The Human Genome Project is credited with the arrival of the genomics era. The project was initiated in 1990 and achieved its primary goals by 2003. A multinational collaboration, the project’s initial goal was to identify each of the 3 billion DNA nucleotides of the human genetic material and to estimate the number of genes. Although this project has been completed, the core exploration has continued with an expanded focus that includes identifying the function of each gene and its protein product, dissecting the complexity of gene expression and its regulation, and defining the genomes of other organisms used as model systems to help decipher the workings of the human genome. Further, several other important “-omics” disciplines have emerged from the Human Genome Project, such as transcriptomics, proteomics, and metabolomics. Each is focused on understanding key aspects of how the information stored within an organism’s genome is converted into the complicated cellular machinery that sustains life.

Additional “-omics” disciplines, such as epigenomics, pharmacogenomics, nutritional genomics, and microbiomics, focus on how factors from the environment that an organism inhabits communicate with the genetic material to impact the ultimate biological outcome. The weblike complexity of higher organism functioning can be daunting to dissect but, fortunately, the blueprint for life is fundamentally the same among organisms so that many of the findings from research with less complex organisms can be extrapolated to human implications. An overview of the Human Genome Project can be found at the websites for the National Human Genome Research Institute (www.​genome.​gov) and the U.S. Department of Energy (genomics.​energy.​gov), which co-administered this global project.

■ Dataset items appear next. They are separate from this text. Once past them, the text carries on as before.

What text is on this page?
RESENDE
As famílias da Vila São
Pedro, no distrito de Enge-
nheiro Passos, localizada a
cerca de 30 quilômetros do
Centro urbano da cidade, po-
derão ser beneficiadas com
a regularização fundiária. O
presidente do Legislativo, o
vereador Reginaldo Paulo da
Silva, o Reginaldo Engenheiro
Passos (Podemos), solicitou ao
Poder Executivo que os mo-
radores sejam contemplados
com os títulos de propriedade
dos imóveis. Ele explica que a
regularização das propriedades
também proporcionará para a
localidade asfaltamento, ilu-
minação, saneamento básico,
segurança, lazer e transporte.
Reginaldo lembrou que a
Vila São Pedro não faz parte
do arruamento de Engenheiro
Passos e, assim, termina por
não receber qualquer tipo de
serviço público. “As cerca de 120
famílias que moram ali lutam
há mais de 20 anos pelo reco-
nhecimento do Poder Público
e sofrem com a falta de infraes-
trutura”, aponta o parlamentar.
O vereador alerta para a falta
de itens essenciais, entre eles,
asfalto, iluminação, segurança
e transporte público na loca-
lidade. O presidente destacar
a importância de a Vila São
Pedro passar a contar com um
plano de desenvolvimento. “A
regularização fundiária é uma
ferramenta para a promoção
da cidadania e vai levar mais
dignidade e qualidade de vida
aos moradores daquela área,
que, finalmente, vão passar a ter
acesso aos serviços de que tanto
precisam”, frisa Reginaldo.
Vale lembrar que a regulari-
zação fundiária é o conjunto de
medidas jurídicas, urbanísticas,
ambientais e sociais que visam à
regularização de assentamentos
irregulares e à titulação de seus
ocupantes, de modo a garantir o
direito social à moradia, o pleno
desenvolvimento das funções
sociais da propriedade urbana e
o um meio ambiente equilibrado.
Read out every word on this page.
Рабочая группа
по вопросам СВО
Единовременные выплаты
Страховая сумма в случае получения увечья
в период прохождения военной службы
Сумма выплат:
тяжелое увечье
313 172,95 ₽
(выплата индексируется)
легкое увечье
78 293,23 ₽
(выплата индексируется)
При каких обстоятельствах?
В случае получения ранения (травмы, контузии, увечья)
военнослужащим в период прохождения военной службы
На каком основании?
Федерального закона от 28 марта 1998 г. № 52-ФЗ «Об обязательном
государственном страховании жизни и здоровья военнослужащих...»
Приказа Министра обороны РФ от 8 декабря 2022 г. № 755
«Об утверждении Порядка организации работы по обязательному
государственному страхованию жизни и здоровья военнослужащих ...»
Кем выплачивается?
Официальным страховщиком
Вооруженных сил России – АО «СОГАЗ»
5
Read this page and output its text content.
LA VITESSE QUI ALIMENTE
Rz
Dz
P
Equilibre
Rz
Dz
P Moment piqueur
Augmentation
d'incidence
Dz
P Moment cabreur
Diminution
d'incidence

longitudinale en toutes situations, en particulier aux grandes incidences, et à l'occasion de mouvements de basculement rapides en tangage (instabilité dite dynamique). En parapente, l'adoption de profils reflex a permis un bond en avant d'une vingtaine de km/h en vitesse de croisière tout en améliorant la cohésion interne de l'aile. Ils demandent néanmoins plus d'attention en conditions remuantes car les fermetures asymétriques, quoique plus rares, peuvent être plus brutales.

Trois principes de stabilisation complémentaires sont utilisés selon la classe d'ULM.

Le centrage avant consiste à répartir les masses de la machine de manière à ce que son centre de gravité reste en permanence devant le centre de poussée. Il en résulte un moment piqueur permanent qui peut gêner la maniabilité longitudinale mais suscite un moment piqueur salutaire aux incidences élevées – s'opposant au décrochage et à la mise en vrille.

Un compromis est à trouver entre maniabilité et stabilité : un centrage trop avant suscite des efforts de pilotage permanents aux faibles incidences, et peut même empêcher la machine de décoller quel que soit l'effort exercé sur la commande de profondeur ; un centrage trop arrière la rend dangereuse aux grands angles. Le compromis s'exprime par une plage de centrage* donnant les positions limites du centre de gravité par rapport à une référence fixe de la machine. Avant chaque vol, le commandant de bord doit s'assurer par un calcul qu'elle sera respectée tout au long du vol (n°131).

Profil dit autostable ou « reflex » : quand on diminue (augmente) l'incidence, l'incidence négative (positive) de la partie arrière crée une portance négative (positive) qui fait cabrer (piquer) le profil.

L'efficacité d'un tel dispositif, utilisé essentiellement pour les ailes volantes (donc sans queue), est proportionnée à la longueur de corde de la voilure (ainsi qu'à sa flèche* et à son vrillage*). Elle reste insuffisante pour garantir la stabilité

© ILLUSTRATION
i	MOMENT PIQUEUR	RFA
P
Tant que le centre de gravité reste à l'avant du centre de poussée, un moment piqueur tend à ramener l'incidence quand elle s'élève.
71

The Human Genome Project brought to the forefront of healthcare an important fundamental biological principle: genes underlie function. There is a direct connection between the information in our genes and our ability to carry out the myriad activities that support life. This awareness alters our thinking about dysfunction (“disease”) because it’s now clear that there is a logical underpinning to disease, one that can be systematically dissected and targeted with appropriate therapeutic interventions. We do not “get” a disease; disease develops because our individual genetic makeup includes gene variants (also called “genetic variations”) that make us susceptible to disease through their ultimate influence on physiological function. The susceptibility may be strong or it may be too weak in itself to lead to significant dysfunction unless one or more environmental factors interacts with those variants. The chronic diseases that challenge healthcare today are the result of interactions between our genes and our environment. Each of us has all the genes that characterize the human species but with slight variations that convey genetic uniqueness to each of us. It’s these variations that determine an individual’s disease susceptibility and how s/he responds to particular environmental factors, such as food, medications, or environmental toxins. Defining the various factors involved and their interactions is expected to provide clinicians with the potential for more effectively managing existing disease and to be well positioned to prevent disease before it manifests.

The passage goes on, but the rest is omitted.